OSWIECIM, Poland — Animal-shaped stencils a mother made from a concentration camp shoe and gave to her son for Christmas are among items in a new permanent exhibition at the Auschwitz museum, located on the site of the largest Nazi death camp.
Other items on display as officials unveiled the exhibition Friday included a paper bag for holding cement that was used as thermal underwear, and drawings made in secret by prisoners. The objects, detailing the everyday experiences of Auschwitz prisoners, were displayed in blocs 8 and 9 of the former Nazi concentration camp.
Magdalena Urbaniak, the exhibition's coordinator, said it was difficult and painful to imagine what the woman went through when she crafted the stencils from a shoe.
''It's hard to describe this feeling, we can't even understand this situation, the extreme situation in which this mother found herself in the camp, what emotions she experienced to do something for her child, to lift his spirits and contribute to his survival,'' she said.
The new exhibition illustrates elements of the camp routine from the morning gong, through washing, meals and forced labor to evenings in the camp barracks. It gives visitors a glimpse into the feelings experienced by prisoners, from extreme hunger and cold to fear and hopelessness.

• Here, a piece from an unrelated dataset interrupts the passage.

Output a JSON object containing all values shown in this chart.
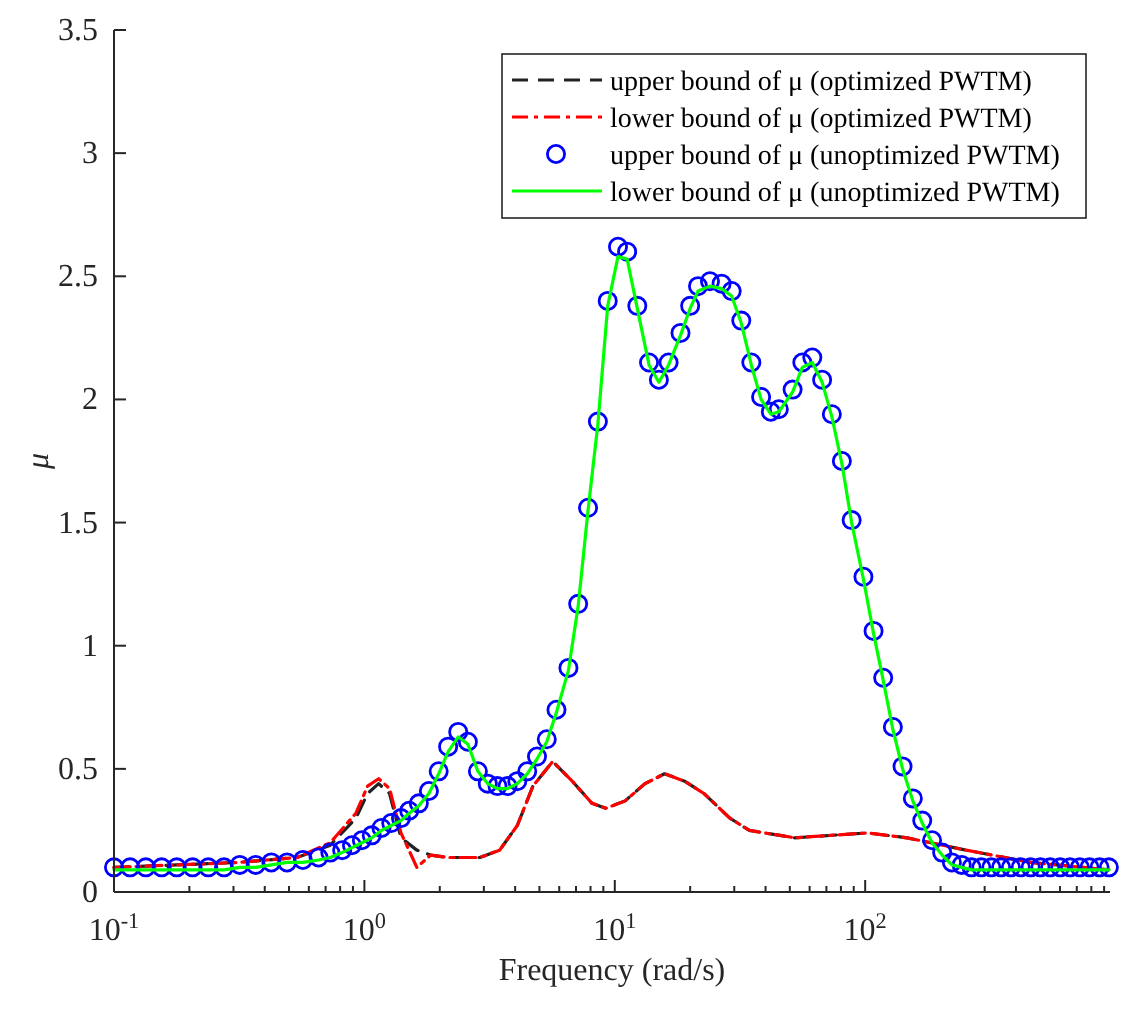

''Witnesses are passing away, the world is changing, technologies are changing, and new generations are emerging, requiring a new approach to the subject," Andrzej Kacorzyk, the deputy director of the Auschwitz museum, told The Associated Press. "Hence the need to portray humanity, the need to portray this individual fate.''
Nazi Germany built more than 40 concentration, labor and extermination camps at this location in occupied Poland during World War II.
The Nazis established the Auschwitz I camp in 1940 to imprison Poles, while Auschwitz II-Birkenau was opened two years later and became the primary site of the extermination of Jews during the Holocaust.